Resale has also become a growing trend as consumers — particularly millennials and Gen Zers — become increasingly environmentally conscious. According to ThredUp, nine in 10 Gen Zers are open to buying used apparel, and about half of shoppers are planning to buy more sustainable fashion in the next five years. At the same time, consumers are becoming more wary of fast fashion, with resale expected to be nearly twice the size of fast fashion by 2020.

“The ‘normal’ of the past is not working for so many people in this country. It’s not working for our planet. It’s not working for our economy. We’ve got to work to find another way. We can do better,” said ThredUp co-founder and CEO James Reinhart.

As resale continues to rise, a growing number of traditional retailers have gotten in on the trend. Just last month, Walmart announced a partnership with ThredUp, adding about 750,000 pre-owned items from the re-commerce site onto its website.
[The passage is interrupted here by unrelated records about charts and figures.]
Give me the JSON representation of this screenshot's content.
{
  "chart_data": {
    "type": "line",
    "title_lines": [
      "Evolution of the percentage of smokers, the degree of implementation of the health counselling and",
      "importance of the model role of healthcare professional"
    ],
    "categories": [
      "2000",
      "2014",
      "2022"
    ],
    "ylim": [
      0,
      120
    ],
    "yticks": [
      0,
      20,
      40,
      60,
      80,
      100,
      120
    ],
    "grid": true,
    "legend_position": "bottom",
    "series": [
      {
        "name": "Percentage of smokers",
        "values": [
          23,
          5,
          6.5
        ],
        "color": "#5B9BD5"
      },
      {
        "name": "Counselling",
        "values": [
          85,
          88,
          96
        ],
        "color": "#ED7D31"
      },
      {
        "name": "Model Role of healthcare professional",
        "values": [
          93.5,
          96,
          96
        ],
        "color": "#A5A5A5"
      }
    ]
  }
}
In April, Reebok and Abercrombie & Fitch joined forces with ThredUp, with shoppers able to trade in used threads for loyalty points at the former and credits at the latter. Meanwhile, the resale site teamed up with Gap Inc. in February, with shoppers able to exchange used apparel for credit at Gap, Banana Republic, Athleta and Janie and Jack. ThredUp also announced deals with two department stores, Macy’s and JCPenney, in 2019.

Similarly, resale platforms have also looked to expand their reach in the traditional brick-and-mortar channel. In October 2019, France-based re-commerce company Vestiaire Collective opened its first permanent boutique as a shop-in-shop in Selfridges’ London flagship. Further, Neiman Marcus took a minority stake in online consignment boutique Fashionphile in April 2019.